1.1. Modal verbs terminology

1.2. Definition of mnemonics and syntax function

2. Identifying AV1 streams in MPEG-2 TS

2.1. AV1 registration descriptor

The presence of a Registration Descriptor, as defined in [MPEG-2-TS], is mandatory with the format_identifier field set to 'AV01' (A-V-0-1). The Registration Descriptor shall be the first in the PMT loop and included before the AV1 video descriptor.

2.1.1. Syntax

2.1.2. Semantics

descriptor_tag - This value shall be set to 0x05.

descriptor_length - This value shall be set to 4.

format_identifier - This value shall be set to 'AV01' (A-V-0-1).

2.2. AV1 video descriptor

The AV1 video descriptor provides basic information for identifying coding parameters, such as profile and level parameters of an AV1 video stream. The same data structure as AV1CodecConfigurationRecord in ISOBMFF is used to aid conversion between the two formats, EXCEPT that two of the reserved bits are used for HDR/WCG identification. The syntax and semantics for this descriptor appears in the table below and in the subsequent text.

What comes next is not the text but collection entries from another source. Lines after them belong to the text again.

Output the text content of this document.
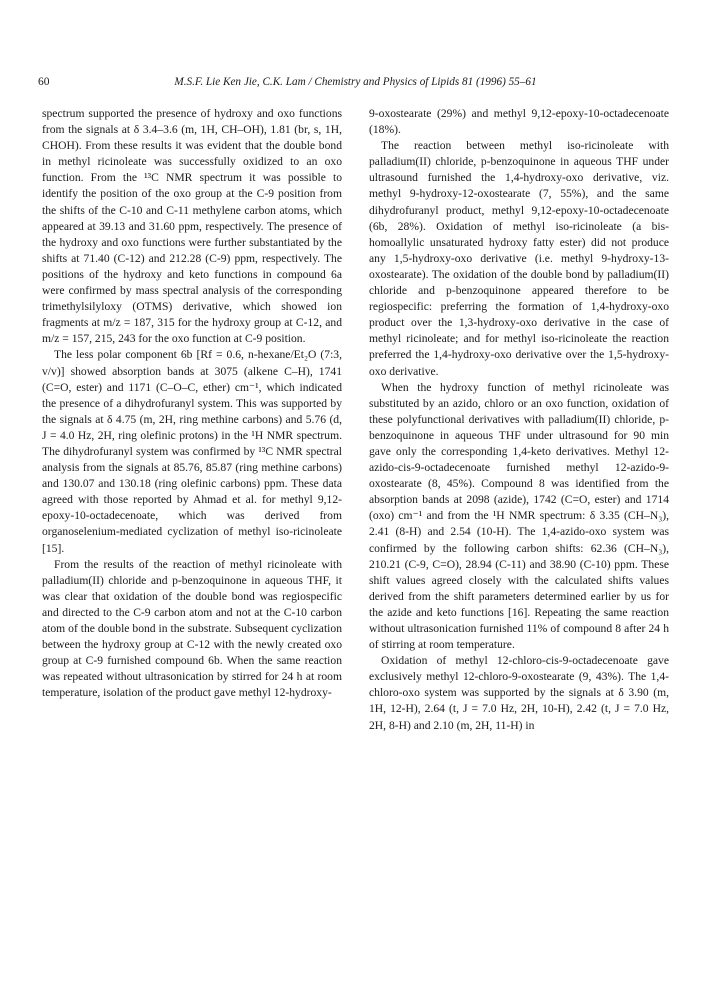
60	M.S.F. Lie Ken Jie, C.K. Lam / Chemistry and Physics of Lipids 81 (1996) 55–61

spectrum supported the presence of hydroxy and oxo functions from the signals at δ 3.4–3.6 (m, 1H, CH–OH), 1.81 (br, s, 1H, CHOH). From these results it was evident that the double bond in methyl ricinoleate was successfully oxidized to an oxo function. From the ¹³C NMR spectrum it was possible to identify the position of the oxo group at the C-9 position from the shifts of the C-10 and C-11 methylene carbon atoms, which appeared at 39.13 and 31.60 ppm, respectively. The presence of the hydroxy and oxo functions were further substantiated by the shifts at 71.40 (C-12) and 212.28 (C-9) ppm, respectively. The positions of the hydroxy and keto functions in compound 6a were confirmed by mass spectral analysis of the corresponding trimethylsilyloxy (OTMS) derivative, which showed ion fragments at m/z = 187, 315 for the hydroxy group at C-12, and m/z = 157, 215, 243 for the oxo function at C-9 position.

The less polar component 6b [Rf = 0.6, n-hexane/Et₂O (7:3, v/v)] showed absorption bands at 3075 (alkene C–H), 1741 (C=O, ester) and 1171 (C–O–C, ether) cm⁻¹, which indicated the presence of a dihydrofuranyl system. This was supported by the signals at δ 4.75 (m, 2H, ring methine carbons) and 5.76 (d, J = 4.0 Hz, 2H, ring olefinic protons) in the ¹H NMR spectrum. The dihydrofuranyl system was confirmed by ¹³C NMR spectral analysis from the signals at 85.76, 85.87 (ring methine carbons) and 130.07 and 130.18 (ring olefinic carbons) ppm. These data agreed with those reported by Ahmad et al. for methyl 9,12-epoxy-10-octadecenoate, which was derived from organoselenium-mediated cyclization of methyl iso-ricinoleate [15].

From the results of the reaction of methyl ricinoleate with palladium(II) chloride and p-benzoquinone in aqueous THF, it was clear that oxidation of the double bond was regiospecific and directed to the C-9 carbon atom and not at the C-10 carbon atom of the double bond in the substrate. Subsequent cyclization between the hydroxy group at C-12 with the newly created oxo group at C-9 furnished compound 6b. When the same reaction was repeated without ultrasonication by stirred for 24 h at room temperature, isolation of the product gave methyl 12-hydroxy-

9-oxostearate (29%) and methyl 9,12-epoxy-10-octadecenoate (18%).

The reaction between methyl iso-ricinoleate with palladium(II) chloride, p-benzoquinone in aqueous THF under ultrasound furnished the 1,4-hydroxy-oxo derivative, viz. methyl 9-hydroxy-12-oxostearate (7, 55%), and the same dihydrofuranyl product, methyl 9,12-epoxy-10-octadecenoate (6b, 28%). Oxidation of methyl iso-ricinoleate (a bis-homoallylic unsaturated hydroxy fatty ester) did not produce any 1,5-hydroxy-oxo derivative (i.e. methyl 9-hydroxy-13-oxostearate). The oxidation of the double bond by palladium(II) chloride and p-benzoquinone appeared therefore to be regiospecific: preferring the formation of 1,4-hydroxy-oxo product over the 1,3-hydroxy-oxo derivative in the case of methyl ricinoleate; and for methyl iso-ricinoleate the reaction preferred the 1,4-hydroxy-oxo derivative over the 1,5-hydroxy-oxo derivative.

When the hydroxy function of methyl ricinoleate was substituted by an azido, chloro or an oxo function, oxidation of these polyfunctional derivatives with palladium(II) chloride, p-benzoquinone in aqueous THF under ultrasound for 90 min gave only the corresponding 1,4-keto derivatives. Methyl 12-azido-cis-9-octadecenoate furnished methyl 12-azido-9-oxostearate (8, 45%). Compound 8 was identified from the absorption bands at 2098 (azide), 1742 (C=O, ester) and 1714 (oxo) cm⁻¹ and from the ¹H NMR spectrum: δ 3.35 (CH–N₃), 2.41 (8-H) and 2.54 (10-H). The 1,4-azido-oxo system was confirmed by the following carbon shifts: 62.36 (CH–N₃), 210.21 (C-9, C=O), 28.94 (C-11) and 38.90 (C-10) ppm. These shift values agreed closely with the calculated shifts values derived from the shift parameters determined earlier by us for the azide and keto functions [16]. Repeating the same reaction without ultrasonication furnished 11% of compound 8 after 24 h of stirring at room temperature.

Oxidation of methyl 12-chloro-cis-9-octadecenoate gave exclusively methyl 12-chloro-9-oxostearate (9, 43%). The 1,4-chloro-oxo system was supported by the signals at δ 3.90 (m, 1H, 12-H), 2.64 (t, J = 7.0 Hz, 2H, 10-H), 2.42 (t, J = 7.0 Hz, 2H, 8-H) and 2.10 (m, 2H, 11-H) in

If an AV1 video descriptor is associated with an AV1 video stream, then this descriptor shall be conveyed in the descriptor loop for the respective elementary stream entry in the program map table.

2.2.1. Syntax

2.2.2. Semantics

descriptor_tag - This value shall be set to 0x80.

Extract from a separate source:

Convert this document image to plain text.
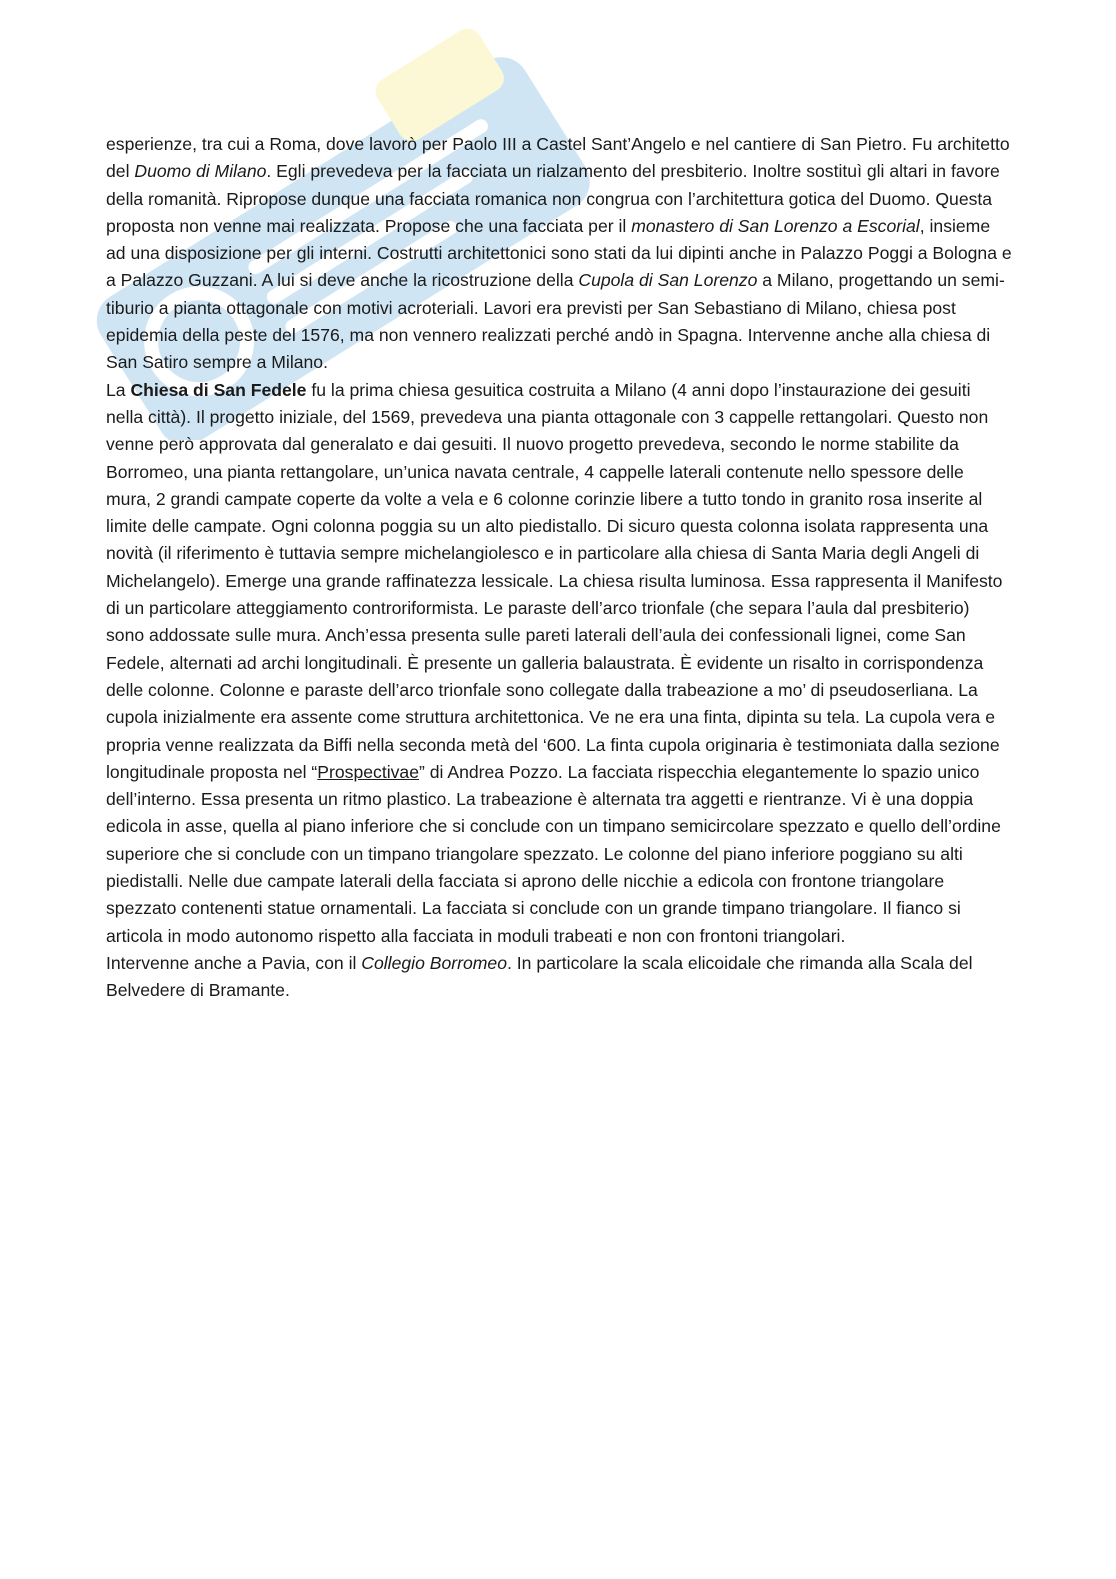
esperienze, tra cui a Roma, dove lavorò per Paolo III a Castel Sant’Angelo e nel cantiere di San Pietro. Fu architetto del Duomo di Milano. Egli prevedeva per la facciata un rialzamento del presbiterio. Inoltre sostituì gli altari in favore della romanità. Ripropose dunque una facciata romanica non congrua con l’architettura gotica del Duomo. Questa proposta non venne mai realizzata. Propose che una facciata per il monastero di San Lorenzo a Escorial, insieme ad una disposizione per gli interni. Costrutti architettonici sono stati da lui dipinti anche in Palazzo Poggi a Bologna e a Palazzo Guzzani. A lui si deve anche la ricostruzione della Cupola di San Lorenzo a Milano, progettando un semi-tiburio a pianta ottagonale con motivi acroteriali. Lavori era previsti per San Sebastiano di Milano, chiesa post epidemia della peste del 1576, ma non vennero realizzati perché andò in Spagna. Intervenne anche alla chiesa di San Satiro sempre a Milano.

La Chiesa di San Fedele fu la prima chiesa gesuitica costruita a Milano (4 anni dopo l’instaurazione dei gesuiti nella città). Il progetto iniziale, del 1569, prevedeva una pianta ottagonale con 3 cappelle rettangolari. Questo non venne però approvata dal generalato e dai gesuiti. Il nuovo progetto prevedeva, secondo le norme stabilite da Borromeo, una pianta rettangolare, un’unica navata centrale, 4 cappelle laterali contenute nello spessore delle mura, 2 grandi campate coperte da volte a vela e 6 colonne corinzie libere a tutto tondo in granito rosa inserite al limite delle campate. Ogni colonna poggia su un alto piedistallo. Di sicuro questa colonna isolata rappresenta una novità (il riferimento è tuttavia sempre michelangiolesco e in particolare alla chiesa di Santa Maria degli Angeli di Michelangelo). Emerge una grande raffinatezza lessicale. La chiesa risulta luminosa. Essa rappresenta il Manifesto di un particolare atteggiamento controriformista. Le paraste dell’arco trionfale (che separa l’aula dal presbiterio) sono addossate sulle mura. Anch’essa presenta sulle pareti laterali dell’aula dei confessionali lignei, come San Fedele, alternati ad archi longitudinali. È presente un galleria balaustrata. È evidente un risalto in corrispondenza delle colonne. Colonne e paraste dell’arco trionfale sono collegate dalla trabeazione a mo’ di pseudoserliana. La cupola inizialmente era assente come struttura architettonica. Ve ne era una finta, dipinta su tela. La cupola vera e propria venne realizzata da Biffi nella seconda metà del ‘600. La finta cupola originaria è testimoniata dalla sezione longitudinale proposta nel “Prospectivae” di Andrea Pozzo. La facciata rispecchia elegantemente lo spazio unico dell’interno. Essa presenta un ritmo plastico. La trabeazione è alternata tra aggetti e rientranze. Vi è una doppia edicola in asse, quella al piano inferiore che si conclude con un timpano semicircolare spezzato e quello dell’ordine superiore che si conclude con un timpano triangolare spezzato. Le colonne del piano inferiore poggiano su alti piedistalli. Nelle due campate laterali della facciata si aprono delle nicchie a edicola con frontone triangolare spezzato contenenti statue ornamentali. La facciata si conclude con un grande timpano triangolare. Il fianco si articola in modo autonomo rispetto alla facciata in moduli trabeati e non con frontoni triangolari.

Intervenne anche a Pavia, con il Collegio Borromeo. In particolare la scala elicoidale che rimanda alla Scala del Belvedere di Bramante.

descriptor_length - This value shall be set to 4.

marker - This value shall be set to 1.

version - This field indicates the version of the AV1_video_descriptor. This value shall be set to 1.

seq_profile, seq_level_idx_0 and high_bitdepth - These fields shall be coded according to the semantics defined in [AV1]. If these fields are not coded in the Sequence Header OBU in the AV1 video stream, the inferred values are coded in the descriptor.

seq_tier_0, twelve_bit, monochrome, chroma_subsampling_x, chroma_subsampling_y, chroma_sample_position - These fields shall be coded according to the same semantics when they are present. If they are not present, they will be coded using the value inferred by the semantics.

hdr_wcg_idc - The value of this syntax element indicates the presence or absence of high dynamic range (HDR) and/or wide color gamut (WCG) video components in the associated PID according to the table below. HDR is defined to be video that has high dynamic range if the video stream EOTF is higher than the reference EOTF defined in [BT-1886]. WCG is defined to be video that is coded using colour primaries with a colour gamut not contained within [BT-709].

reserved_zeros - Will be set to zeroes.

initial_presentation_delay_present - Indicates initial_presentation_delay_minus_one field is present.

initial_presentation_delay_minus_one - Ignored for [MPEG-2-TS] use, included only to aid conversion to/from ISOBMFF.

3. Constraints on AV1 streams in MPEG-2 TS

3.1. General constraints

For AV1 video streams, the following constraints apply:

• An AV1 video stream conforming to a profile defined in Annex A of [AV1] shall be an element of an MPEG-2 program and the stream_type for this elementary stream shall be equal to 0x06 (MPEG-2 PES packets containing private data).

• An AV1 video stream shall have the low overhead byte stream format as defined in [AV1].

• The sequence_header_obu as specified in [AV1], that are necessary for decoding an AV1 video stream shall be present within the elementary stream carrying that AV1 video stream.

• An OBU may contain the *obu_size* field. For applications that need easy conversion to MP4, using the *obu_size* field is recommended.

• OBU trailing bits should be limited to byte alignment and should not be used for padding.

• Tile List OBUs shall not be used

• Temporal Delimiters may be removed

• Redundant Frame Headers and Padding OBUs may be used.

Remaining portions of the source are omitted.